Preparations are being made for a total solar eclipse that will be visible from Rexburg on Aug. 21, 2017.

The eclipse, referred to as the Great American Eclipse, will begin at 11:33 a.m. and will last about two minutes and 18 seconds, according to the Great American Eclipse website.

Rexburg and the surrounding valley is one of the best places to see the eclipse when it happens, according to the Great American Eclipse website.

“We’ve got people from all over the world that’ll be coming to Rexburg,” said Eric Conrad, the managing director of University Services at BYU-Idaho.

Conrad said instead of just waiting for hundreds of people to come, he and the city have been working together to prepare for the observers.

“A lot of them are coming in the Friday before the solar eclipse just to see the area,” Conrad said. “So far, we’ve got about 800 people confirmed.”

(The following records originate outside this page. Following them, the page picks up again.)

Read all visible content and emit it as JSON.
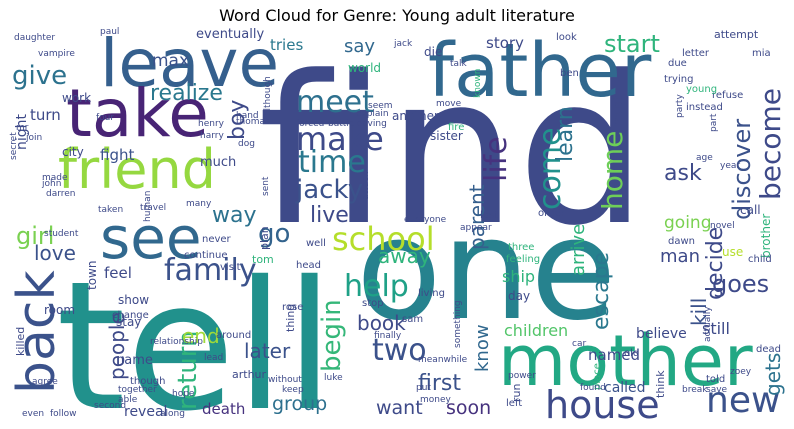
{
  "title": "Word Cloud for Genre: Young adult literature",
  "chart_data": {
    "type": "wordcloud",
    "title": "Word Cloud for Genre: Young adult literature",
    "words": [
      {
        "text": "find",
        "weight": 100,
        "color": "#3e4a89"
      },
      {
        "text": "tell",
        "weight": 98,
        "color": "#21918c"
      },
      {
        "text": "one",
        "weight": 92,
        "color": "#26828e"
      },
      {
        "text": "father",
        "weight": 62,
        "color": "#31688e"
      },
      {
        "text": "mother",
        "weight": 58,
        "color": "#22a884"
      },
      {
        "text": "leave",
        "weight": 55,
        "color": "#355f8d"
      },
      {
        "text": "take",
        "weight": 55,
        "color": "#482475"
      },
      {
        "text": "see",
        "weight": 48,
        "color": "#31688e"
      },
      {
        "text": "friend",
        "weight": 46,
        "color": "#95d840"
      },
      {
        "text": "back",
        "weight": 45,
        "color": "#3b528b"
      },
      {
        "text": "house",
        "weight": 32,
        "color": "#3e4a89"
      },
      {
        "text": "new",
        "weight": 30,
        "color": "#3b528b"
      },
      {
        "text": "make",
        "weight": 28,
        "color": "#3e4a89"
      },
      {
        "text": "school",
        "weight": 28,
        "color": "#b5de2b"
      },
      {
        "text": "meet",
        "weight": 26,
        "color": "#2d708e"
      },
      {
        "text": "come",
        "weight": 26,
        "color": "#21918c"
      },
      {
        "text": "family",
        "weight": 26,
        "color": "#3b528b"
      },
      {
        "text": "time",
        "weight": 26,
        "color": "#2a788e"
      },
      {
        "text": "two",
        "weight": 26,
        "color": "#3b528b"
      },
      {
        "text": "help",
        "weight": 25,
        "color": "#1fa187"
      },
      {
        "text": "life",
        "weight": 25,
        "color": "#46327e"
      },
      {
        "text": "become",
        "weight": 24,
        "color": "#3e4a89"
      },
      {
        "text": "home",
        "weight": 24,
        "color": "#6ece58"
      },
      {
        "text": "jacky",
        "weight": 22,
        "color": "#3b528b"
      },
      {
        "text": "go",
        "weight": 22,
        "color": "#33638d"
      },
      {
        "text": "give",
        "weight": 22,
        "color": "#2c728e"
      },
      {
        "text": "return",
        "weight": 22,
        "color": "#2fb47c"
      },
      {
        "text": "begin",
        "weight": 22,
        "color": "#35b779"
      },
      {
        "text": "discover",
        "weight": 22,
        "color": "#3b528b"
      },
      {
        "text": "girl",
        "weight": 22,
        "color": "#7ad151"
      },
      {
        "text": "goes",
        "weight": 22,
        "color": "#3e4a89"
      },
      {
        "text": "start",
        "weight": 20,
        "color": "#2fb47c"
      },
      {
        "text": "way",
        "weight": 20,
        "color": "#2c728e"
      },
      {
        "text": "escape",
        "weight": 20,
        "color": "#2a788e"
      },
      {
        "text": "decide",
        "weight": 20,
        "color": "#3e4a89"
      },
      {
        "text": "ask",
        "weight": 20,
        "color": "#3e4a89"
      },
      {
        "text": "first",
        "weight": 20,
        "color": "#3b528b"
      },
      {
        "text": "realize",
        "weight": 19,
        "color": "#2a788e"
      },
      {
        "text": "boy",
        "weight": 19,
        "color": "#3e4a89"
      },
      {
        "text": "live",
        "weight": 19,
        "color": "#3e4a89"
      },
      {
        "text": "learn",
        "weight": 19,
        "color": "#2c728e"
      },
      {
        "text": "parent",
        "weight": 18,
        "color": "#355f8d"
      },
      {
        "text": "love",
        "weight": 18,
        "color": "#3b528b"
      },
      {
        "text": "people",
        "weight": 18,
        "color": "#3e4a89"
      },
      {
        "text": "end",
        "weight": 18,
        "color": "#a0da39"
      },
      {
        "text": "away",
        "weight": 18,
        "color": "#2fb47c"
      },
      {
        "text": "book",
        "weight": 18,
        "color": "#3e4a89"
      },
      {
        "text": "later",
        "weight": 18,
        "color": "#3b528b"
      },
      {
        "text": "kill",
        "weight": 18,
        "color": "#3b528b"
      },
      {
        "text": "gets",
        "weight": 18,
        "color": "#2c728e"
      },
      {
        "text": "group",
        "weight": 17,
        "color": "#2d708e"
      },
      {
        "text": "soon",
        "weight": 17,
        "color": "#46327e"
      },
      {
        "text": "want",
        "weight": 17,
        "color": "#3e4a89"
      },
      {
        "text": "arrive",
        "weight": 16,
        "color": "#2fb47c"
      },
      {
        "text": "know",
        "weight": 16,
        "color": "#31688e"
      },
      {
        "text": "man",
        "weight": 16,
        "color": "#3e4a89"
      },
      {
        "text": "say",
        "weight": 16,
        "color": "#31688e"
      },
      {
        "text": "max",
        "weight": 15,
        "color": "#3b528b"
      },
      {
        "text": "going",
        "weight": 15,
        "color": "#7ad151"
      },
      {
        "text": "children",
        "weight": 14,
        "color": "#52c569"
      },
      {
        "text": "ship",
        "weight": 14,
        "color": "#2fb47c"
      },
      {
        "text": "still",
        "weight": 14,
        "color": "#3e4a89"
      },
      {
        "text": "death",
        "weight": 14,
        "color": "#46327e"
      },
      {
        "text": "tries",
        "weight": 14,
        "color": "#2a788e"
      },
      {
        "text": "story",
        "weight": 14,
        "color": "#3e4a89"
      },
      {
        "text": "fight",
        "weight": 13,
        "color": "#3b528b"
      },
      {
        "text": "turn",
        "weight": 13,
        "color": "#3e4a89"
      },
      {
        "text": "feel",
        "weight": 13,
        "color": "#3e4a89"
      },
      {
        "text": "named",
        "weight": 13,
        "color": "#3e4a89"
      },
      {
        "text": "believe",
        "weight": 12,
        "color": "#3e4a89"
      },
      {
        "text": "called",
        "weight": 12,
        "color": "#3b528b"
      },
      {
        "text": "reveal",
        "weight": 12,
        "color": "#3e4a89"
      },
      {
        "text": "night",
        "weight": 12,
        "color": "#3e4a89"
      },
      {
        "text": "much",
        "weight": 11,
        "color": "#3e4a89"
      },
      {
        "text": "eventually",
        "weight": 11,
        "color": "#3e4a89"
      },
      {
        "text": "name",
        "weight": 11,
        "color": "#3e4a89"
      },
      {
        "text": "show",
        "weight": 10,
        "color": "#3e4a89"
      },
      {
        "text": "stay",
        "weight": 10,
        "color": "#3e4a89"
      },
      {
        "text": "sister",
        "weight": 10,
        "color": "#3e4a89"
      },
      {
        "text": "town",
        "weight": 10,
        "color": "#3e4a89"
      },
      {
        "text": "city",
        "weight": 10,
        "color": "#3e4a89"
      },
      {
        "text": "world",
        "weight": 10,
        "color": "#2fb47c"
      },
      {
        "text": "another",
        "weight": 10,
        "color": "#3e4a89"
      },
      {
        "text": "must",
        "weight": 10,
        "color": "#3e4a89"
      },
      {
        "text": "day",
        "weight": 10,
        "color": "#3e4a89"
      },
      {
        "text": "call",
        "weight": 10,
        "color": "#3e4a89"
      },
      {
        "text": "brother",
        "weight": 10,
        "color": "#2fb47c"
      },
      {
        "text": "work",
        "weight": 10,
        "color": "#3e4a89"
      },
      {
        "text": "room",
        "weight": 10,
        "color": "#3e4a89"
      },
      {
        "text": "die",
        "weight": 10,
        "color": "#3e4a89"
      },
      {
        "text": "use",
        "weight": 10,
        "color": "#b5de2b"
      },
      {
        "text": "tom",
        "weight": 9,
        "color": "#2fb47c"
      },
      {
        "text": "attempt",
        "weight": 9,
        "color": "#3e4a89"
      },
      {
        "text": "killed",
        "weight": 9,
        "color": "#3e4a89"
      },
      {
        "text": "think",
        "weight": 9,
        "color": "#3e4a89"
      },
      {
        "text": "run",
        "weight": 9,
        "color": "#3e4a89"
      },
      {
        "text": "plan",
        "weight": 8,
        "color": "#3e4a89"
      },
      {
        "text": "thing",
        "weight": 8,
        "color": "#3e4a89"
      },
      {
        "text": "arthur",
        "weight": 8,
        "color": "#3e4a89"
      },
      {
        "text": "though",
        "weight": 8,
        "color": "#3e4a89"
      },
      {
        "text": "left",
        "weight": 8,
        "color": "#3e4a89"
      },
      {
        "text": "told",
        "weight": 8,
        "color": "#3e4a89"
      },
      {
        "text": "age",
        "weight": 7,
        "color": "#3e4a89"
      },
      {
        "text": "fire",
        "weight": 7,
        "color": "#2fb47c"
      },
      {
        "text": "place",
        "weight": 7,
        "color": "#2fb47c"
      },
      {
        "text": "head",
        "weight": 7,
        "color": "#3e4a89"
      },
      {
        "text": "around",
        "weight": 7,
        "color": "#3e4a89"
      },
      {
        "text": "rose",
        "weight": 7,
        "color": "#3e4a89"
      },
      {
        "text": "visit",
        "weight": 7,
        "color": "#3e4a89"
      },
      {
        "text": "continue",
        "weight": 7,
        "color": "#3e4a89"
      },
      {
        "text": "change",
        "weight": 7,
        "color": "#3e4a89"
      },
      {
        "text": "stop",
        "weight": 7,
        "color": "#3e4a89"
      },
      {
        "text": "living",
        "weight": 7,
        "color": "#3e4a89"
      },
      {
        "text": "dead",
        "weight": 7,
        "color": "#3e4a89"
      },
      {
        "text": "child",
        "weight": 7,
        "color": "#3e4a89"
      },
      {
        "text": "old",
        "weight": 7,
        "color": "#3e4a89"
      },
      {
        "text": "sam",
        "weight": 7,
        "color": "#3e4a89"
      },
      {
        "text": "three",
        "weight": 7,
        "color": "#2fb47c"
      },
      {
        "text": "feeling",
        "weight": 7,
        "color": "#2fb47c"
      },
      {
        "text": "well",
        "weight": 7,
        "color": "#3e4a89"
      },
      {
        "text": "never",
        "weight": 7,
        "color": "#3e4a89"
      },
      {
        "text": "last",
        "weight": 7,
        "color": "#3e4a89"
      },
      {
        "text": "order",
        "weight": 7,
        "color": "#3e4a89"
      },
      {
        "text": "dawn",
        "weight": 7,
        "color": "#3e4a89"
      },
      {
        "text": "instead",
        "weight": 7,
        "color": "#3e4a89"
      },
      {
        "text": "refuse",
        "weight": 7,
        "color": "#3e4a89"
      },
      {
        "text": "trying",
        "weight": 7,
        "color": "#3e4a89"
      },
      {
        "text": "young",
        "weight": 7,
        "color": "#2fb47c"
      },
      {
        "text": "due",
        "weight": 7,
        "color": "#3e4a89"
      },
      {
        "text": "ben",
        "weight": 7,
        "color": "#3e4a89"
      },
      {
        "text": "look",
        "weight": 7,
        "color": "#3e4a89"
      },
      {
        "text": "letter",
        "weight": 7,
        "color": "#3e4a89"
      },
      {
        "text": "mia",
        "weight": 7,
        "color": "#3e4a89"
      },
      {
        "text": "jack",
        "weight": 7,
        "color": "#3e4a89"
      },
      {
        "text": "talk",
        "weight": 7,
        "color": "#3e4a89"
      },
      {
        "text": "known",
        "weight": 7,
        "color": "#2fb47c"
      },
      {
        "text": "paul",
        "weight": 7,
        "color": "#3e4a89"
      },
      {
        "text": "daughter",
        "weight": 7,
        "color": "#3e4a89"
      },
      {
        "text": "vampire",
        "weight": 7,
        "color": "#3e4a89"
      },
      {
        "text": "four",
        "weight": 7,
        "color": "#3e4a89"
      },
      {
        "text": "hand",
        "weight": 7,
        "color": "#3e4a89"
      },
      {
        "text": "although",
        "weight": 7,
        "color": "#3e4a89"
      },
      {
        "text": "henry",
        "weight": 7,
        "color": "#3e4a89"
      },
      {
        "text": "harry",
        "weight": 7,
        "color": "#3e4a89"
      },
      {
        "text": "dog",
        "weight": 7,
        "color": "#3e4a89"
      },
      {
        "text": "thomas",
        "weight": 7,
        "color": "#3e4a89"
      },
      {
        "text": "forced",
        "weight": 7,
        "color": "#3e4a89"
      },
      {
        "text": "battle",
        "weight": 7,
        "color": "#3e4a89"
      },
      {
        "text": "seem",
        "weight": 7,
        "color": "#3e4a89"
      },
      {
        "text": "explain",
        "weight": 7,
        "color": "#3e4a89"
      },
      {
        "text": "leaving",
        "weight": 7,
        "color": "#3e4a89"
      },
      {
        "text": "move",
        "weight": 7,
        "color": "#3e4a89"
      },
      {
        "text": "party",
        "weight": 7,
        "color": "#3e4a89"
      },
      {
        "text": "part",
        "weight": 7,
        "color": "#3e4a89"
      },
      {
        "text": "mr",
        "weight": 7,
        "color": "#3e4a89"
      },
      {
        "text": "join",
        "weight": 7,
        "color": "#3e4a89"
      },
      {
        "text": "made",
        "weight": 7,
        "color": "#3e4a89"
      },
      {
        "text": "john",
        "weight": 7,
        "color": "#3e4a89"
      },
      {
        "text": "darren",
        "weight": 7,
        "color": "#3e4a89"
      },
      {
        "text": "taken",
        "weight": 7,
        "color": "#3e4a89"
      },
      {
        "text": "travel",
        "weight": 7,
        "color": "#3e4a89"
      },
      {
        "text": "many",
        "weight": 7,
        "color": "#3e4a89"
      },
      {
        "text": "student",
        "weight": 7,
        "color": "#3e4a89"
      },
      {
        "text": "human",
        "weight": 7,
        "color": "#3e4a89"
      },
      {
        "text": "sent",
        "weight": 7,
        "color": "#3e4a89"
      },
      {
        "text": "everyone",
        "weight": 7,
        "color": "#3e4a89"
      },
      {
        "text": "appear",
        "weight": 7,
        "color": "#3e4a89"
      },
      {
        "text": "novel",
        "weight": 7,
        "color": "#3e4a89"
      },
      {
        "text": "secret",
        "weight": 7,
        "color": "#3e4a89"
      },
      {
        "text": "relationship",
        "weight": 7,
        "color": "#3e4a89"
      },
      {
        "text": "finally",
        "weight": 7,
        "color": "#3e4a89"
      },
      {
        "text": "something",
        "weight": 7,
        "color": "#3e4a89"
      },
      {
        "text": "car",
        "weight": 7,
        "color": "#3e4a89"
      },
      {
        "text": "actually",
        "weight": 7,
        "color": "#3e4a89"
      },
      {
        "text": "agree",
        "weight": 7,
        "color": "#3e4a89"
      },
      {
        "text": "lead",
        "weight": 7,
        "color": "#3e4a89"
      },
      {
        "text": "meanwhile",
        "weight": 7,
        "color": "#3e4a89"
      },
      {
        "text": "together",
        "weight": 7,
        "color": "#3e4a89"
      },
      {
        "text": "able",
        "weight": 7,
        "color": "#3e4a89"
      },
      {
        "text": "without",
        "weight": 7,
        "color": "#3e4a89"
      },
      {
        "text": "luke",
        "weight": 7,
        "color": "#3e4a89"
      },
      {
        "text": "power",
        "weight": 7,
        "color": "#3e4a89"
      },
      {
        "text": "hope",
        "weight": 7,
        "color": "#3e4a89"
      },
      {
        "text": "keep",
        "weight": 7,
        "color": "#3e4a89"
      },
      {
        "text": "put",
        "weight": 7,
        "color": "#3e4a89"
      },
      {
        "text": "money",
        "weight": 7,
        "color": "#3e4a89"
      },
      {
        "text": "found",
        "weight": 7,
        "color": "#3e4a89"
      },
      {
        "text": "break",
        "weight": 7,
        "color": "#3e4a89"
      },
      {
        "text": "save",
        "weight": 7,
        "color": "#3e4a89"
      },
      {
        "text": "zoey",
        "weight": 7,
        "color": "#3e4a89"
      },
      {
        "text": "even",
        "weight": 7,
        "color": "#3e4a89"
      },
      {
        "text": "follow",
        "weight": 7,
        "color": "#3e4a89"
      },
      {
        "text": "second",
        "weight": 7,
        "color": "#3e4a89"
      },
      {
        "text": "along",
        "weight": 7,
        "color": "#3e4a89"
      },
      {
        "text": "attack",
        "weight": 7,
        "color": "#3e4a89"
      },
      {
        "text": "year",
        "weight": 7,
        "color": "#3e4a89"
      }
    ]
  }
}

Conrad said about 200 of these people are from Norway, and 50 are from MIT. He said many from UCLA are confirmed as well, and as the event approaches, even more will register.

Conrad said many of these people are eclipse-chasers, or people who travel around the world to see the eclipse.

Conrad said professors from MIT will be giving presentations and lectures to teach about what the eclipse is and how it happens.

He said BYU-I will allow people to set up their telescopes at different areas on campus on the day of the eclipse.

“We are also purchasing 10,000 solar eclipse glasses, and we’ll just be selling them at cost at the BYU-Idaho store,” Conrad said. “That way, everyone that comes out will be able to have glasses and look directly at the solar eclipse without hurting their eyes.”

A total solar eclipse is when the moon blocks the entirety of the sun and a shadow is cast down from the moon, according to NASA. The moon and sun are in direct alignment, and only those who are in the shadow can view the eclipse.

The last total eclipse was on March 9 but was only visible in Indonesia and in a few islands of Micronesia, according to the Great American Eclipse website.

Todd Lines, a physics professor at BYU-I, said a solar eclipse is not extremely rare, it is the fact that it is happening in this area that makes it special.

“The chance of it being where you are is very slim,” Lines said.

Lines said Joseph Shaw, a professor from Montana State University, will be coming to do some studies and measurements during the eclipse.

“The principle measurement we will be trying to do is on total sky polarization,” Lines said. “But to support that, we will need lots of other measurements.”

Lines said wind speed and direction, temperatures from the ground upward and measurements on the amount of light from the sun will all be taken.

“It’s going to get dark, and measuring how it gets dark is interesting,” Lines said. “These are rare events, so there hasn’t been a lot of measurement done on eclipses.”

Lines said Shaw’s father did similar studies and measurements on an eclipse years ago. He said next year’s solar eclipse will give them a chance to validate Shaw’s father’s findings.

“I measured an eclipse once, and this is the second time in a lifetime,” Lines said. “It is not like this is something I do every day.”

Lines said students from BYU-I will help achieve that, but he sees the experience as the most beneficial for BYU-I students. He said that by using the equipment and taking these measurements, students will gain great knowledge for future careers.